Broadly speaking, the Bible Chair is an organization of separate direction (with one or two exceptions; the character of the "Chairs" demonstrate that they are separate entities from the church) from the church, supported by individuals and churches, designed to provide spiritual guidance, social and recreational opportunities.

Why Oppose the Chairs?

Paul taught two years in the school of Tyrannus (Acts 19:9), yet there is not the slightest hint in the entire New Testament of brethren or congregations of the Lord ever setting up any organization to provide or promote "Christian" education for colleges and universities. I can conceive of a brother, being supported by the local church where he preaches, or some other congregation, teaching Bible in a university. But for the life of me, I cannot see any facsimile between this and the so-called "Bible Chairs." The church is the "pillar and ground of the truth; " it is not the function of the church to provide social and recreational activities. The church may certainly teach the Bible to college students, but it may not (without going beyond that which is written) provide matters that in no way relate to the truth. Nor does it have the authority to set up an entity separate from the church to do this work. The sponsoring church arrangement for Bible Chairs are just as unscriptural as the same type of arrangements for the promotion of benevolent societies, etc. Can you picture the New Testament churches setting up such organizations and charging fees and tuition for the instruction in Bible and related subjects?

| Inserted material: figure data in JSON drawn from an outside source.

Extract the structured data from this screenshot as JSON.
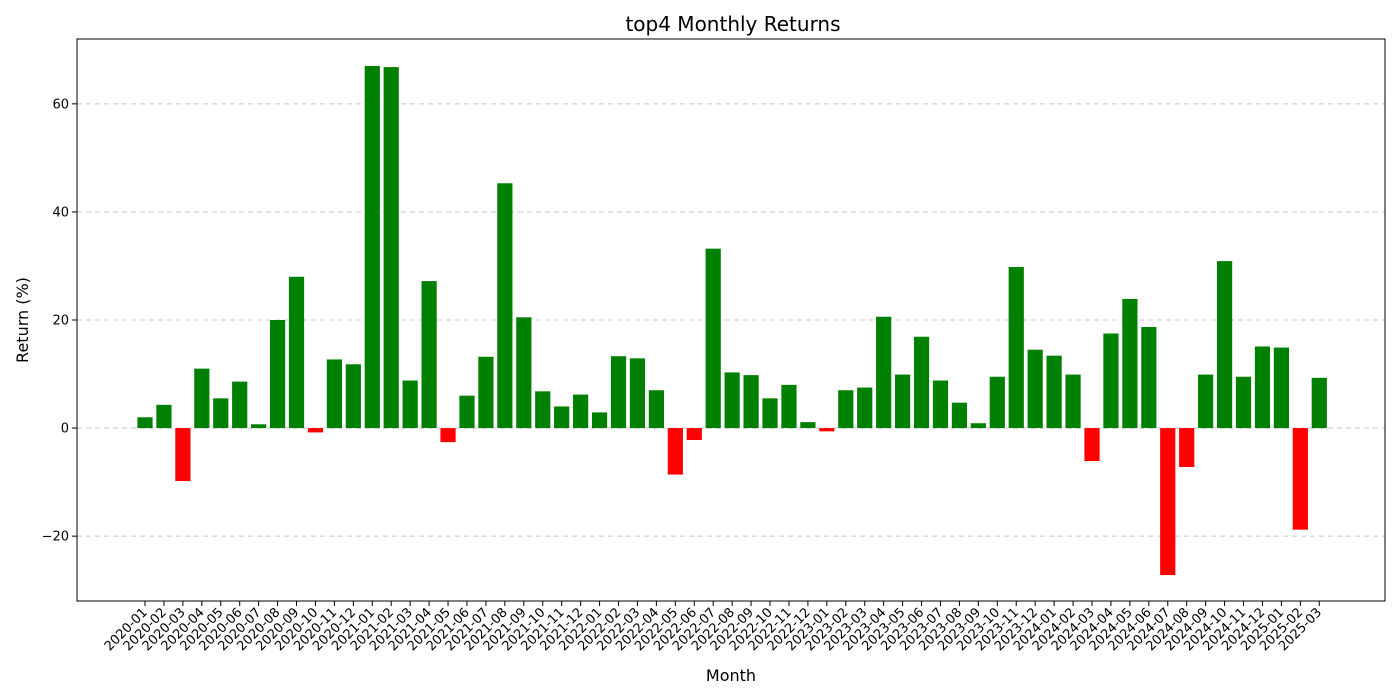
{
  "chart_data": {
    "type": "bar",
    "title": "top4 Monthly Returns",
    "xlabel": "Month",
    "ylabel": "Return (%)",
    "ylim": [
      -32,
      72
    ],
    "yticks": [
      -20,
      0,
      20,
      40,
      60
    ],
    "grid": "y-dashed",
    "colors": {
      "positive": "#008000",
      "negative": "#ff0000",
      "grid": "#c8c8c8"
    },
    "categories": [
      "2020-01",
      "2020-02",
      "2020-03",
      "2020-04",
      "2020-05",
      "2020-06",
      "2020-07",
      "2020-08",
      "2020-09",
      "2020-10",
      "2020-11",
      "2020-12",
      "2021-01",
      "2021-02",
      "2021-03",
      "2021-04",
      "2021-05",
      "2021-06",
      "2021-07",
      "2021-08",
      "2021-09",
      "2021-10",
      "2021-11",
      "2021-12",
      "2022-01",
      "2022-02",
      "2022-03",
      "2022-04",
      "2022-05",
      "2022-06",
      "2022-07",
      "2022-08",
      "2022-09",
      "2022-10",
      "2022-11",
      "2022-12",
      "2023-01",
      "2023-02",
      "2023-03",
      "2023-04",
      "2023-05",
      "2023-06",
      "2023-07",
      "2023-08",
      "2023-09",
      "2023-10",
      "2023-11",
      "2023-12",
      "2024-01",
      "2024-02",
      "2024-03",
      "2024-04",
      "2024-05",
      "2024-06",
      "2024-07",
      "2024-08",
      "2024-09",
      "2024-10",
      "2024-11",
      "2024-12",
      "2025-01",
      "2025-02",
      "2025-03"
    ],
    "values": [
      2.0,
      4.3,
      -9.8,
      11.0,
      5.5,
      8.6,
      0.7,
      20.0,
      28.0,
      -0.8,
      12.7,
      11.8,
      67.0,
      66.8,
      8.8,
      27.2,
      -2.6,
      6.0,
      13.2,
      45.3,
      20.5,
      6.8,
      4.0,
      6.2,
      2.9,
      13.3,
      12.9,
      7.0,
      -8.6,
      -2.2,
      33.2,
      10.3,
      9.8,
      5.5,
      8.0,
      1.1,
      -0.6,
      7.0,
      7.5,
      20.6,
      9.9,
      16.9,
      8.8,
      4.7,
      0.9,
      9.5,
      29.8,
      14.5,
      13.4,
      9.9,
      -6.1,
      17.5,
      23.9,
      18.7,
      -27.2,
      -7.2,
      9.9,
      30.9,
      9.5,
      15.1,
      14.9,
      -18.8,
      9.3
    ]
  }
}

There is no doubt that the evil association, the worldliness, and anti-Christian philosophies in various schools and universities are taking their toll among the youth of the nation, and something needs to be done to off-set this problem. But brethren, the end does not justify the means! We must stop and consider the scripturalness or unscripturalness of this rapidly expanding program. I am convinced that this is another step in the direction of denominationalism. What do you think?